Наш Архипыч взводом тыла командовал. Хозяйственным и рачительным был до чрезвычайности. На дворе зима, а у офицеров и солдат на столе зелёный лук, петрушка, укроп, черемша. А уж капуста по спецзасолу, сало копчёное, фирменный карп из местного пруда – так это вообще не подлежит описанию. Пальчики оближешь. И с дисциплиной у него всё в норме. Взвод в передовиках. А что бойцу надо? Им, салажатам этим, прапорщик как отец был: и воспитывал, и защищал, и ценил, и уважал. И они его любили, как отец он для них был.
Как-то летом в воскресенье зашёл я в его тыловое хозяйство. Смотрю, сидит старик одиноко. На улице жара, он в майке, брюки на подтяжках, на столе кружка с молоком и хлеба краюха. Горько так на краюху смотрит, а на глазах слёзы.
Говорю:
– Николай Архипыч, что случилось?
– Да вот вспомнилось, не вовремя, может, но вот вспомнилось, и распереживался. Такую же горбушку в сорок третьем в лагере заработал. Капо [9]заставил одежду постирать.

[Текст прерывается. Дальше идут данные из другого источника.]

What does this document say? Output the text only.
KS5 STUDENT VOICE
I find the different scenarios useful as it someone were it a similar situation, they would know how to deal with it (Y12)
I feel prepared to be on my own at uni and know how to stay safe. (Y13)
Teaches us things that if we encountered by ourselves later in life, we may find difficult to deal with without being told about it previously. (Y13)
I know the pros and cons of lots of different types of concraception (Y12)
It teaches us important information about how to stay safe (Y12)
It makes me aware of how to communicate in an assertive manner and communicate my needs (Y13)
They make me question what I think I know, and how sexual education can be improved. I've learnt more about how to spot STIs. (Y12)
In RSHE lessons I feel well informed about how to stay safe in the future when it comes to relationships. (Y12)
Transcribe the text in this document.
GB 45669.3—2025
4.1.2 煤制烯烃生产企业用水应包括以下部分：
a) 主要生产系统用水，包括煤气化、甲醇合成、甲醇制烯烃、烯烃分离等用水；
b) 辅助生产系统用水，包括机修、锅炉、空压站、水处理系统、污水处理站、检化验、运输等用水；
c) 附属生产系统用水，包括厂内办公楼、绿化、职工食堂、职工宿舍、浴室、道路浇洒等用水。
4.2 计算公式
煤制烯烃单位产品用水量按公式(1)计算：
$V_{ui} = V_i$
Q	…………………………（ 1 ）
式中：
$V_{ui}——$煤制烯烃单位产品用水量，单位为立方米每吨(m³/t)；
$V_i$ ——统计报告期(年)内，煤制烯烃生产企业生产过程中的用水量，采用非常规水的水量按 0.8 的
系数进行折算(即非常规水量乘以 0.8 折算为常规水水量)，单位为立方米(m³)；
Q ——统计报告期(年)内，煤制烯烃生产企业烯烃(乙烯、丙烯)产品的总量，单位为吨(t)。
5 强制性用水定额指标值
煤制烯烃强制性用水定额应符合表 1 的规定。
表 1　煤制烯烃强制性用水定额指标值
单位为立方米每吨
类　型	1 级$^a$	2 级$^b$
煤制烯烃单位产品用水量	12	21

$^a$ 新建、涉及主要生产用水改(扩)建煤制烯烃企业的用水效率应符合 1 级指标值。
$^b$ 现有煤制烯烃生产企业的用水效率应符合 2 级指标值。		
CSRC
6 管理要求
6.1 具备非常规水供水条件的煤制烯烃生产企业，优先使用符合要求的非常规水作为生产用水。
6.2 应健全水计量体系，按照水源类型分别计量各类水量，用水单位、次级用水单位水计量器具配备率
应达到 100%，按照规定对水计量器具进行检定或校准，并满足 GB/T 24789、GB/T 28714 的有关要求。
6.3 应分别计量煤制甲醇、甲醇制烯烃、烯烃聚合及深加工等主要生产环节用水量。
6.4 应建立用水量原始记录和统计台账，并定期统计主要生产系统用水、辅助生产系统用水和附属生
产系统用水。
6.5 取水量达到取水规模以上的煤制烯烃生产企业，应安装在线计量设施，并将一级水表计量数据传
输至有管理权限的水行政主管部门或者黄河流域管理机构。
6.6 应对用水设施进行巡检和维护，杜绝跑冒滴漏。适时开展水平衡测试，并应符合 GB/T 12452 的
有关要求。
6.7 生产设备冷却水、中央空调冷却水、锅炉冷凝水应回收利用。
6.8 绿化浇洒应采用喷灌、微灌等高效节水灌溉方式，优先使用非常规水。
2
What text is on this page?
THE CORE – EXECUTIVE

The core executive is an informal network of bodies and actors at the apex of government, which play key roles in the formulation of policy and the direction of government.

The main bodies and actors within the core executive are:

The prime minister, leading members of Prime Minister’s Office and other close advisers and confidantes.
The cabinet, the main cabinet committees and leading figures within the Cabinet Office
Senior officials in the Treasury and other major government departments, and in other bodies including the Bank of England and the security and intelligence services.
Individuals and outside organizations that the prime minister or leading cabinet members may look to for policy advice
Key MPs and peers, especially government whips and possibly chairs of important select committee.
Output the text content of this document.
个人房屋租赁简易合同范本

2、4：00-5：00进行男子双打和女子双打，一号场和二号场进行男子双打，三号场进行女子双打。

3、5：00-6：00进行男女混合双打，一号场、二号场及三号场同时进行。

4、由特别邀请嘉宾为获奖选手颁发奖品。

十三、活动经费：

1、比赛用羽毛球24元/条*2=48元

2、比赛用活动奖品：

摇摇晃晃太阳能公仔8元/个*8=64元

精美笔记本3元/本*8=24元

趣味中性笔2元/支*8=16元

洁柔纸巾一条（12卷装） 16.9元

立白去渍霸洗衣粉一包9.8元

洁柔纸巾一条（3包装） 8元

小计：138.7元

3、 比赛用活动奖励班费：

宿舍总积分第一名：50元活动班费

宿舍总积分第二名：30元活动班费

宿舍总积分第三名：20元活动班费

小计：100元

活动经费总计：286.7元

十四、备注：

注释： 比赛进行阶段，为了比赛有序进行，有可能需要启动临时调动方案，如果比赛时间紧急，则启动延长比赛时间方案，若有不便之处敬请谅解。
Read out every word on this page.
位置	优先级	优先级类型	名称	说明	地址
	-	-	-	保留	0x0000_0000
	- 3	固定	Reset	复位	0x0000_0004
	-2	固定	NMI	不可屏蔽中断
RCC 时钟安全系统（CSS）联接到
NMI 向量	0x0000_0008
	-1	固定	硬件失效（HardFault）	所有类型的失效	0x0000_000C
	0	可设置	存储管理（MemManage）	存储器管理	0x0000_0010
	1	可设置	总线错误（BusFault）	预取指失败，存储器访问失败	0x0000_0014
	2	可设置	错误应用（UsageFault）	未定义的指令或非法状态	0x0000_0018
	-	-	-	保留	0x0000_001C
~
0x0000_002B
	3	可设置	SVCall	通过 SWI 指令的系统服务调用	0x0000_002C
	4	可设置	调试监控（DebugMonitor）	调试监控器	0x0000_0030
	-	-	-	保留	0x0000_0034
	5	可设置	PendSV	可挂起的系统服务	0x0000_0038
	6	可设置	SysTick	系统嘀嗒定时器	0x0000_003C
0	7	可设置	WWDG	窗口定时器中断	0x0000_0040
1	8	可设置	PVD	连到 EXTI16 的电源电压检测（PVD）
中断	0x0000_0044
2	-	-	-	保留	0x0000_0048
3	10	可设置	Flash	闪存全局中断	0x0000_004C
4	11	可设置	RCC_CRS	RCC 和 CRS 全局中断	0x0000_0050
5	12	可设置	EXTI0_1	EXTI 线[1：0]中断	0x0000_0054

Расстарался я, видимо, понравились ублюдку мои труды, и оделил меня он вот таким же куском хлеба. Хлеб чёрствый, слежалый, но всё же хлеб. Принес в барак, отгрыз кусочек, думаю, на утро оставлю, так и заснул с горбушкой в руке. А проснулся, нет краюхи, спёр ночью кто-то. И так мне горько и обидно стало, просто слов нет. Казалось бы, ну и что случилось? Ну, украли, сам виноват, спрятать надо было. Но такая горечь в душе была, словно что-то родное потерял. Вот ведь как было, до чего изверги довели. Из-за кусочка хлеба такую трагедию пережил.
Я-то почему всё это говорю? Без эмоций жили. Просыпаюсь утром, а сосед мёртв. Ну, вынесли, похоронщикам отдали, и всё, забыли. Кто он, что он? Нет человека и нет, и всё тут. Работаешь, а рядом с тобой упал человек, и ты уже знаешь, это кандидат в покойники. Знаешь, и всё, только думаешь, как бы самому не упасть, а через пару минут и об этом перестаёшь думать. Думалка вся как мёртвая, мерно гудит, и всё. В висках шум и стук. Тук, тук… Это сердечко наигрывает. Значит, вроде как живой. И вновь в мозгах туман. А тут как ту горбушку вспомню, и слёзы из глаз…
Пожалуй, только в сорок пятом некое просветление пришло. Немчура почувствовала, что конец войне скоро, пыл свой слегка усмирила. Капо, так те продолжали злобствовать, а немцы притихли малость. В конце апреля сорок пятого наконец-то пришло освобождение. Американцы нас освободили. Как-то не особо заметно всё произошло. Вроде вот немцы ещё бродят по периметру, и тут вдруг крики, шум. Все бросились из барака наружу. Ожидали, конечно, ожидали мы освобождения и вот дождались. Американцы на танках и автомашинах у проволоки. Я-то к забору не поспел, оно, может, и к лучшему, подавили многие тогда с радости друг друга. А уж капо досталось так досталось. Порвали некоторых, прямо вживую порвали. Американцы, увидав нас, просто рыдали. А что ж не плакать? Худые, оборванные и кричащие скелеты. Вместо улыбок широко открытые кривые рты. Картинка, конечно, не для слабонервных.
Дальше фильтрационный лагерь, томительное ожидание передачи советской администрации и на родину. Допрос в НКВД был, по счастью, для меня формальностью, всё же я с шестнадцати лет в лагере. Так что получил справку о пленении, а уж потом паспорт. И вот я на родной земле. Возраст двадцать, образования никакого, изранен, переломан, с нервным тиком, делать, кроме как копать и носить грузы, ничего не умею. Двадцать лет, а ещё не целован. Вот таким прибыл я из далёкой неметчины.